“La justicia es la primera virtud de la instituciones sociales, así como la verdad lo es para los sistemas del pensamiento”. La frase es de John Rawls, uno de los filósofos políticos más importantes del siglo XX. Oportuna.
En Nicaragua hablamos de la importancia de fortalecer la institucionalidad. Está muy bien mientras recordemos que la piedra angular de la institucionalidad es la justicia. Sin un sistema judicial probo e imparcial, no funcionan las instituciones ni el derecho. La voluntad de los más fuertes sustituye entonces la ley y en consecuencia reina la arbitrariedad; nada es previsible y todo se subvierte, hasta las leyes naturales, como ocurrió con la milagrosa conversión de la cocaína en talco, por obra y gracia de quienes quisieron proteger al hermano del “Chocolatito” González.
Y así como la justicia es la esencia de la institucionalidad, la imparcialidad es la esencia de la justicia. Por eso se la representa con una venda en los ojos, para no juzgar de acuerdo al color de nadie, sino en función de lo que corresponde a cada cual, de acuerdo a la ley. Cuando un sistema judicial se vuelve parcial, o partidario, la Justicia se quita la venda y sentencia en base a los colores de las partes. Nace así un verdadero apartheid o sistema discriminatorio: a los del color amigo se les exime de culpa y a los adversarios se les machaca.
Difícilmente existe hoy un tema de agenda tan importante como restablecer la independencia del poder judicial, de forma que en las controversias no triunfe más que la razón y el derecho. Decía hace poco Rafael Solís, que en el próximo diálogo entre los obispos y Ortega debían abordarse “temas por el bien común de la sociedad, como el combate a la pobreza, ya que abordar temas políticos no es papel de la Iglesia”. Quizás olvida la íntima conexión entre justicia y bienestar social.
Mejorar nuestro sistema judicial haría más por los pobres que repartir millones de láminas de zinc y chanchitos. Las sociedades donde los pobres gozan de mayores derechos y oportunidades son aquellas donde funcionan mejor los tribunales.

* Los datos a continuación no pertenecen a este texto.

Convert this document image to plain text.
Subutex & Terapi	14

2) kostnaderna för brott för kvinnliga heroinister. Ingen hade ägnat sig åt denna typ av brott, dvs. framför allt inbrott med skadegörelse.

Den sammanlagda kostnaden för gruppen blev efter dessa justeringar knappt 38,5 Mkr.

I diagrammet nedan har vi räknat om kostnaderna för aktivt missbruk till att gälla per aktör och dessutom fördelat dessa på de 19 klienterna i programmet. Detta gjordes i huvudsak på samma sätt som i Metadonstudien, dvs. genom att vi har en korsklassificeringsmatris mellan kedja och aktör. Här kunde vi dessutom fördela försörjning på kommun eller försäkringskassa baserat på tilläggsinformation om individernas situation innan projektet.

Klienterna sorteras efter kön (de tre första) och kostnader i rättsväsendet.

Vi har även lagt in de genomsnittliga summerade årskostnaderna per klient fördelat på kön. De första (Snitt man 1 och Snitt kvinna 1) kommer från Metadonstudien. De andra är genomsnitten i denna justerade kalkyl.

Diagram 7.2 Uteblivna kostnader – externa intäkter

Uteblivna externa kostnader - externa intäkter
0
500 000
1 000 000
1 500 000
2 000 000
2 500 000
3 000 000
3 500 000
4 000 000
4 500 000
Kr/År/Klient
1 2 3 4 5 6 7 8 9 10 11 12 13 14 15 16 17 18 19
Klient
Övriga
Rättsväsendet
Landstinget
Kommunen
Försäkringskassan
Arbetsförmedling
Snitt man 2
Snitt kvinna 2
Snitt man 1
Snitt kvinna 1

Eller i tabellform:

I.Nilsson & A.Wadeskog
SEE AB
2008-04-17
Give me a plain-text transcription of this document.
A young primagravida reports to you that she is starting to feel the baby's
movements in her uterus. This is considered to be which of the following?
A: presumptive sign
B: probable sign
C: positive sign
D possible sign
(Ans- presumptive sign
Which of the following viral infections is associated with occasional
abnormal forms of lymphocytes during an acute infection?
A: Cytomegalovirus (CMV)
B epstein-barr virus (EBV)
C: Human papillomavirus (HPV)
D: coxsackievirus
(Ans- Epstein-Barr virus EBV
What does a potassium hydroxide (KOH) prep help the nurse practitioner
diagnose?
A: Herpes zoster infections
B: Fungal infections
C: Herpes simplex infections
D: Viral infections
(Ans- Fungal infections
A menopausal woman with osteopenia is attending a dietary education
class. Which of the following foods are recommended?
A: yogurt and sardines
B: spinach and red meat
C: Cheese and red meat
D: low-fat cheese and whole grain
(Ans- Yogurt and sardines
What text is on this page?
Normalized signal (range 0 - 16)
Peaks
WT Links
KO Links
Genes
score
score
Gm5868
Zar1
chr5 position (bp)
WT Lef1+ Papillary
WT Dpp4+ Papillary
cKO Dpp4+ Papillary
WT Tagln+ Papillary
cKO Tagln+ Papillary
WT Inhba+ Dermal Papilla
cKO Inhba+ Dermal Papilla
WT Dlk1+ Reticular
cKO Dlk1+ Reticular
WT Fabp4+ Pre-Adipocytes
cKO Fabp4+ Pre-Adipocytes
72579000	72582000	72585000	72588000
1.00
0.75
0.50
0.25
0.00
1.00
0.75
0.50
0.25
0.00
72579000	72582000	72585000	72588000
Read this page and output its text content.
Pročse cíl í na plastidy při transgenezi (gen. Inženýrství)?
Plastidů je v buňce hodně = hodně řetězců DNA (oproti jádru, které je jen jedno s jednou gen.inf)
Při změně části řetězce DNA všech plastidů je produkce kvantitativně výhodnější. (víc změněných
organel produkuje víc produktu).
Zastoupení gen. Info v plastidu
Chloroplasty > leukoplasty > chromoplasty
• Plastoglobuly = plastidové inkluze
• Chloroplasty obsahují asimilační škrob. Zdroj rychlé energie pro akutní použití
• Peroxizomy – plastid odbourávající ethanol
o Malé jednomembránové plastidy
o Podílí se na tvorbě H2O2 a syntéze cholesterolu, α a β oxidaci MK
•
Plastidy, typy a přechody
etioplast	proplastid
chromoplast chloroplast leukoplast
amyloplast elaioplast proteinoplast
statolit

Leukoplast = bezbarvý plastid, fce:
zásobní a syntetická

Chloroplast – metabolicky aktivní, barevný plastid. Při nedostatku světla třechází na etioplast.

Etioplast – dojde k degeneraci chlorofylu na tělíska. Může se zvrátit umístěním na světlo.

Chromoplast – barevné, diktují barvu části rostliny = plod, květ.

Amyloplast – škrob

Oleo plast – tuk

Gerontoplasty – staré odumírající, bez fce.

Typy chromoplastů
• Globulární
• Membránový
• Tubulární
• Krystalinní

Un buen sistema judicial es imán para las inversiones y garantía de paz social. Los poderes judiciales corruptos, parciales o inoperantes, son caldo de cultivo para la pobreza y el conflicto.
¿Cómo mejorar nuestra justicia? Actualmente la vía más directa es convencer a Ortega. A él obedecen el poder legislativo, electoral y judicial. Basta que él lo quiera para que ocurra. Y allí está precisamente la dificultad; porque independizar y profesionalizar el poder judicial sería ceder parte de su control.
Pero no hay que perder la esperanza. Tenemos antecedentes en nuestra historia de líderes que decidieron abdicar parte de su poder en beneficio de avances institucionales. En 1962 Luis Somoza impulsó una reforma constitucional estableciendo el carácter vitalicio de los magistrados de la Corte Suprema de Justicia. La medida fue un hito atípico en la historia del país, por cuanto reducía la concentración del poder en el ejecutivo. Los magistrados dejaron de depender para su permanencia en sus cargos del favor del partido dominante o de su caudillo. Tuvo un buen efecto.
Muchos abogados, incluyendo sandinistas, recuerdan los magistrados de 1963 —Alejandro Montiel, Hernaldo Zúñiga, Rafael A. Díaz, Salvador Mayorga, Diego Manuel Chamorro, Felipe Rodríguez Serrano, Julio Linares— como juristas cuyas principales credenciales eran la honradez y su capacidad profesional, no sus lealtades políticas.
Se dice que Ortega imita a los Somoza. Ojalá lo hiciera en ciertos casos y no en otros.
El autor es sociólogo, fue ministro de Educación.